Changing your classroom grouping practices changes your views about maths
Despite teacher awareness of the potential benefits of more flexible grouping practices, making changes can be a daunting prospect for teachers. As well as changes to mathematical tasks and activities, for many teachers a move to social rather than ability grouping involves (and may result in) changes in their relationship with maths and their perception of students’ capabilities. In DMIC classrooms across Aotearoa NZ, where teachers have moved to social, mixed-ability grouping, we have seen dramatic changes in teacher thinking and beliefs:
- Teachers (as well as students) have come to experience learning maths as a collective endeavour rather than an individual activity.
- Teachers have shifted from viewing maths as a fixed body of knowledge that is learnt by following rules to thinking about mathematics as a set of practices (e.g., arguing, modelling, generalising) and ways of interpreting the world (through quantification, mathematical reasoning, geometry and statistics).
- They have shifted from believing that only some people can do mathematics successfully to appreciating the multidimensional capabilities of all their students.
- Teachers have come to see their students as a resource within the classroom.

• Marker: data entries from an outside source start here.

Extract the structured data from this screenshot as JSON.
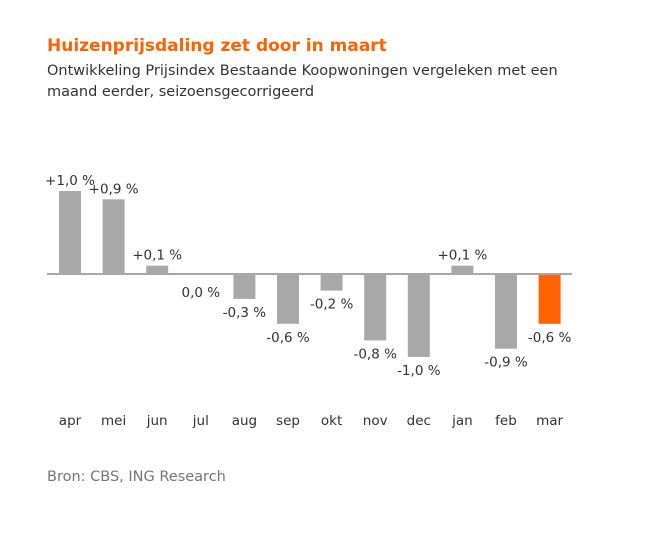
{
  "header": {
    "title": "Huizenprijsdaling zet door in maart",
    "subtitle": "Ontwikkeling Prijsindex Bestaande Koopwoningen vergeleken met een maand eerder, seizoensgecorrigeerd"
  },
  "footer": {
    "source": "Bron: CBS, ING Research"
  },
  "colors": {
    "title": "#ff6200",
    "bar_default": "#a8a8a8",
    "bar_highlight": "#ff6200",
    "zero_line": "#a8a8a8"
  },
  "chart_data": {
    "type": "bar",
    "categories": [
      "apr",
      "mei",
      "jun",
      "jul",
      "aug",
      "sep",
      "okt",
      "nov",
      "dec",
      "jan",
      "feb",
      "mar"
    ],
    "values": [
      1.0,
      0.9,
      0.1,
      0.0,
      -0.3,
      -0.6,
      -0.2,
      -0.8,
      -1.0,
      0.1,
      -0.9,
      -0.6
    ],
    "data_labels": [
      "+1,0 %",
      "+0,9 %",
      "+0,1 %",
      "0,0 %",
      "-0,3 %",
      "-0,6 %",
      "-0,2 %",
      "-0,8 %",
      "-1,0 %",
      "+0,1 %",
      "-0,9 %",
      "-0,6 %"
    ],
    "highlight_index": 11,
    "title": "Huizenprijsdaling zet door in maart",
    "xlabel": "",
    "ylabel": "",
    "ylim": [
      -1.0,
      1.0
    ],
    "grid": false,
    "legend": false
  }
}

- And they are very concerned about providing opportunities for all students to talk about and share their mathematical thinking.
Making change is challenging
Making change in one’s practices is difficult, and while one often starts with experimentation within one’s own classroom, there is huge value to be found in collegial, leadership and professional learning expertise. Within DMIC schools, teachers find that collaborative planning of group-worthy tasks supports them to better anticipate students’ likely solutions to the problems, to adapt contexts to fit students’ experiences, and to share and learn about the big ideas in the problem. Mentoring from experienced teachers who have already made the shifts described above also offers powerful support during the change process. Alongside the implementation of collaborative group tasks, teachers find it useful to adapt their traditional warm-up activities to include more opportunities for students to engage in sharing their mathematical thinking. For example, ‘quick tens’ can be replaced with richer activities such as choral counts, quick images, and strings.
We end by revisiting the question, why change? The answer lies in our goal to provide equitable opportunities for each and every student to learn maths in a way that affirms their identity, that provides them with meaningful and enjoyable learning opportunities every day in their classroom, and that enables them as adults to participate and contribute as productive citizens.